One of the main points that moved humanist Renaissance thinkers like Erasmus away from Luther’s views was that Luther focused on the spiritual side of man and faith, which he considered indispensable for the correction of the soul, rather than the human will and the action that is the product of this will. As a matter of fact, in 1525, Luther published his work “On the Will of the Slave” against the views coming from Erasmus that stated that people would prefer not to waste their time and talents in such a labyrinth. In this article, Luther, who defended an anti-humanist and extreme Augustinian understanding of man, strongly opposed Erasmus’s views on the following point: In Erasmus man, with his own reasoning power, can comprehend what forms of action God expects from man. According to Luther, on the contrary, we are all abandoned by God because of original sin, because we are sinful creatures. Therefore, all humans are dependent, cursed, captive, sick, and dead. Therefore, it is sinful to accept God as a being that can be measured, comprehended, and known by the human mind. People are so distant from God that they have no hope of knowing what God wants or does not want (Batur, 1988).

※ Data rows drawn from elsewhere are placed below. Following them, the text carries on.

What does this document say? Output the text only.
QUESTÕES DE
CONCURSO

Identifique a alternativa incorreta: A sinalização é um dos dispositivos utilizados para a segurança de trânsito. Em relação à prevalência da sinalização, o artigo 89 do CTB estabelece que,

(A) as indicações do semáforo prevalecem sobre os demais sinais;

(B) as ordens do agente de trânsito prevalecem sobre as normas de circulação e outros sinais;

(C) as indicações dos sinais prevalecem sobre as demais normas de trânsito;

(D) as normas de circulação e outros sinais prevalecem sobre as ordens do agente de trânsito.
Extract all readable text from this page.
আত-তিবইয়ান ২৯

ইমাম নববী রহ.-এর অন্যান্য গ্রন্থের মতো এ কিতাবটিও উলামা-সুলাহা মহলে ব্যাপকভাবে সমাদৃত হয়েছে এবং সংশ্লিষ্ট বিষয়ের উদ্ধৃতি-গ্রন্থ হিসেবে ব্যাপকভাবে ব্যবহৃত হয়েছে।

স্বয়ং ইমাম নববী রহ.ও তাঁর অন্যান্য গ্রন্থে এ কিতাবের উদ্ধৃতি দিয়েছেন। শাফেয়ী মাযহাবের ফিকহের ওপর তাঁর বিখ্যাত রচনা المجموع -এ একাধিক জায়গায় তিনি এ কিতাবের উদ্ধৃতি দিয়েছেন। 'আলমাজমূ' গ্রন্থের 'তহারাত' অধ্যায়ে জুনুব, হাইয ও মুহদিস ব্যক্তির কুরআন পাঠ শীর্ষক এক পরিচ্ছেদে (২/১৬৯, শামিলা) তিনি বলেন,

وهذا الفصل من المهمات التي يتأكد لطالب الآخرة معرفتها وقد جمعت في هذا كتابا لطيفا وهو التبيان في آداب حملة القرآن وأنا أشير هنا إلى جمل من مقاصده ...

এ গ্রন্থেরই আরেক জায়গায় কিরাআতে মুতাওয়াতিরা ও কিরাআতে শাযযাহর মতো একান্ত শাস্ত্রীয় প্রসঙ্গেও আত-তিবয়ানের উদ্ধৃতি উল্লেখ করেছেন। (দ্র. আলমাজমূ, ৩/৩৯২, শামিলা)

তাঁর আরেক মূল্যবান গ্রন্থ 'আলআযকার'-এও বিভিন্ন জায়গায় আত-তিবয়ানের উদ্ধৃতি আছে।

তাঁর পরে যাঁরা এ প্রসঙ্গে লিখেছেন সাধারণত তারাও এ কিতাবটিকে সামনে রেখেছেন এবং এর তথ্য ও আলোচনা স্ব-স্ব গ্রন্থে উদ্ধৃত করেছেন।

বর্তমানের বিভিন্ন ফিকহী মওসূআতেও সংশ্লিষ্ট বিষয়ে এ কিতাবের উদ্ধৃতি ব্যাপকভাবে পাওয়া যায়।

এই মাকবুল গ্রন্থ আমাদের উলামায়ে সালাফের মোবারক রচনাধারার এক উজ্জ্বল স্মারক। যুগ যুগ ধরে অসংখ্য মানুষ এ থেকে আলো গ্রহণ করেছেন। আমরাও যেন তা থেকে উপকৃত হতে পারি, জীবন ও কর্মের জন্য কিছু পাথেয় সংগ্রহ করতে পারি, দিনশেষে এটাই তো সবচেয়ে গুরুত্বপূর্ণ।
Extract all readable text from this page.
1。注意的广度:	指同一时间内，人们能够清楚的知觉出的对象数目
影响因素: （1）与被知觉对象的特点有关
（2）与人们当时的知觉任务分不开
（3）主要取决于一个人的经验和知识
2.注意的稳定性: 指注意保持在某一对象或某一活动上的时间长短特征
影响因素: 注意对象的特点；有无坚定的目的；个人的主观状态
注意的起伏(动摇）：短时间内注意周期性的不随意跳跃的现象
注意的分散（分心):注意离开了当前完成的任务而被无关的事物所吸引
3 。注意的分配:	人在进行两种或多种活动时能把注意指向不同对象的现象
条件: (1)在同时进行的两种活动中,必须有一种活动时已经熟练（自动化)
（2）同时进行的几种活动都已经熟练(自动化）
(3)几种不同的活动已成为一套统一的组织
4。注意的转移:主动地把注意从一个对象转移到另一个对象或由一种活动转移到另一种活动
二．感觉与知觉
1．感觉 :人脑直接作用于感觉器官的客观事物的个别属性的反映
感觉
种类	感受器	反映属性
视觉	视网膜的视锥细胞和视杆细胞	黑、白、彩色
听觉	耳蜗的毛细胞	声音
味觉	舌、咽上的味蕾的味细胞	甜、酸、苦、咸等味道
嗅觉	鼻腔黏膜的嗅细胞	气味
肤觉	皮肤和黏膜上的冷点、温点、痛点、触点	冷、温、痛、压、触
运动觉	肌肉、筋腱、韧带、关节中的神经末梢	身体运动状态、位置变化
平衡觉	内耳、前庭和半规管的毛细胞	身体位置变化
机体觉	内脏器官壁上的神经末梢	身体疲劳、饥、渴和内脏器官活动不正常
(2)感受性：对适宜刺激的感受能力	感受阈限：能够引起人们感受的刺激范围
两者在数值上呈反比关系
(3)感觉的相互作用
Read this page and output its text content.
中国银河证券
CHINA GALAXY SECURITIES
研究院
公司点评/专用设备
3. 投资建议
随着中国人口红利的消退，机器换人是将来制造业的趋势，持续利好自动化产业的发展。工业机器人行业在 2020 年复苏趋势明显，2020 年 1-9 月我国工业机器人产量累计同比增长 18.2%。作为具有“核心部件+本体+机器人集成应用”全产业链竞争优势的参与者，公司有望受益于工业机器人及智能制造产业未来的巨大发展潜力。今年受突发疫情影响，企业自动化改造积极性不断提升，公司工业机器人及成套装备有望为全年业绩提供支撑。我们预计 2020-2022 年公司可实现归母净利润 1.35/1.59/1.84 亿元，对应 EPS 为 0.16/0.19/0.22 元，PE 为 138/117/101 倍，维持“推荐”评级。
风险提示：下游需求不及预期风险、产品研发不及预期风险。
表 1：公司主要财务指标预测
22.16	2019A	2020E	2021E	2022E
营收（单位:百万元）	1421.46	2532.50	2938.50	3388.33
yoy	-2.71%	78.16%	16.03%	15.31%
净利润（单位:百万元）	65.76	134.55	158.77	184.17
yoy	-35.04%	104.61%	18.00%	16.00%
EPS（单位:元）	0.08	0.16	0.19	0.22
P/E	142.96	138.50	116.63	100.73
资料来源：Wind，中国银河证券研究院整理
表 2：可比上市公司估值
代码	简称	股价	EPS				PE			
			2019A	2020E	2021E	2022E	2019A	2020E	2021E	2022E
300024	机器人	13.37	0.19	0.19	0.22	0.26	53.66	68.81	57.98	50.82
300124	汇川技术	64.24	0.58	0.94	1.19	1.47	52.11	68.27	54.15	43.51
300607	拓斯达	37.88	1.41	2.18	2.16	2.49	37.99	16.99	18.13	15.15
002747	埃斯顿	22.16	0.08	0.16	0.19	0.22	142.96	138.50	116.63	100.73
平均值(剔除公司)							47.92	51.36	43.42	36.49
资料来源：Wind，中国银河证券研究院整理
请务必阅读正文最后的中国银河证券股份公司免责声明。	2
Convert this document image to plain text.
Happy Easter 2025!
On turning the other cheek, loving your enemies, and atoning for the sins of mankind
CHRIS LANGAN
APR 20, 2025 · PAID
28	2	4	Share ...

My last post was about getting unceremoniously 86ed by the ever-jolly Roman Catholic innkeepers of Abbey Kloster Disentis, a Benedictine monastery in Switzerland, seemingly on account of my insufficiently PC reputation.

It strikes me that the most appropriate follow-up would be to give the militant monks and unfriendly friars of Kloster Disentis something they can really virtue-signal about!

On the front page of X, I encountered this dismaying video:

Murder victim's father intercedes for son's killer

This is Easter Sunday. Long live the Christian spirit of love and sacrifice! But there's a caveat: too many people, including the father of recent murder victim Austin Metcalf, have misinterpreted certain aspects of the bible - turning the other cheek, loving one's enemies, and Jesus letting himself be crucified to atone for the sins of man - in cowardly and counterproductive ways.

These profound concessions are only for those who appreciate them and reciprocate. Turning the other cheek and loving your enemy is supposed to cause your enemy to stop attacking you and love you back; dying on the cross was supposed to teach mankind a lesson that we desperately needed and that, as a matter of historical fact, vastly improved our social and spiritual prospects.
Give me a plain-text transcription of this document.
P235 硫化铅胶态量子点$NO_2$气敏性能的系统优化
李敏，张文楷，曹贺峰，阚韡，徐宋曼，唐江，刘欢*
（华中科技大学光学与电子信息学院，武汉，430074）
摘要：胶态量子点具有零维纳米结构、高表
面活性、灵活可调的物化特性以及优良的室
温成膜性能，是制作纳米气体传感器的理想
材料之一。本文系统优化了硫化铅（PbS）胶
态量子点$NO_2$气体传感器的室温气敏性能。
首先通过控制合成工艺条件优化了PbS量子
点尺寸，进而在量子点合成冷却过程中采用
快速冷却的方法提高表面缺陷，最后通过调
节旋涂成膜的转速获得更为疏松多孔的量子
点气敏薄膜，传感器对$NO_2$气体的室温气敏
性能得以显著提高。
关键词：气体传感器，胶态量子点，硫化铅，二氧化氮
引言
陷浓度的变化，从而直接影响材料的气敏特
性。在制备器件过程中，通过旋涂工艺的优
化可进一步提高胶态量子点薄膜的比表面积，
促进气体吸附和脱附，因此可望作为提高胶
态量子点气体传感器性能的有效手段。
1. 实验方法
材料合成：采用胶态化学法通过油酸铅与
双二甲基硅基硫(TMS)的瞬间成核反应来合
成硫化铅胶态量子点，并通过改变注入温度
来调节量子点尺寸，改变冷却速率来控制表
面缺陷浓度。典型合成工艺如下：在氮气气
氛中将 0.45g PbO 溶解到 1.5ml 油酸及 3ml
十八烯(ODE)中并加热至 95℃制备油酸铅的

At this point, according to Luther, who applied to Ockhamian nominalism, which he learned at the beginning of his education, it is necessary to obey God’s commandments not because they seem right or reasonable to us, but because they are God’s commandments alone. But now there is the problem of how man can know what God’s commandments are. In this context, we see that Luther ascribes a two-sided character to God. According to Luther, God is, in a way, a being who has chosen to reveal himself with “the word”. The second aspect of God is the hidden divine being. The will of the hidden God is present in all areas, regulating and directing everything that happens in the world, and in this sense, it is omnipotent. This hidden God is beyond human understanding. Therefore, this hidden aspect of God is only feared, and from this aspect, God is worshiped with a mixture of fear and reverence.

Luther admits that God made a preliminary distinction between his servants and knew that he would save some and curse others irredeemably. In a way, this distinction, which can be expressed as God’s chosen servants and God’s damned servants, initially led Luther to despair and spiritual tensions. It was unclear which man was eternally damned by God because this foreknowledge was only found in the “hidden God” that transcends human comprehension. But Luther realized that salvation was possible by “faith” in this second aspect of God, which he later said was worshiped with fearful reverence, because it was God’s will to save those who believed in him rather than to punish the sinner. Therefore, according to Luther, the salvation of man was through faith alone. Accordingly, Luther believed that the purpose of man as a sinful being was to attain faith. (Sabine, 1969).

The expected result can now be easily predicted. The Church is useless as an institution that mediates between God and man, determining what is necessary for man’s salvation. With his views that became evident during his struggles with the Roman Church and the pope, Luther believed in the unnecessaryness of the Church as an established institution, and with the theological principles he developed, he laid the foundations of the unnecessaryness of such an intermediary institution. He even went further, emphasizing that one of the biggest sources of sin was the Catholic church and the pope. For Luther, the Pope and the Church are obstacles to man’s salvation by faith. Since faith was for Luther something that could only be attained through Jesus, the Church and the pope’s obstruction of this faith renders the pope anti-Christ.

Based on these views, it can be said that Luther opposed not only the Roman Church, but also all kinds of institutions that were obliged to mediate between the believer and God. However, a distinction that Luther refers to in his views on the Church blurs this opposition. This is due to the fact that he makes a distinction between the real church and the institution church. It is only in the sense of the religious unity of the believers that he speaks of a true church, which is not a visible institution.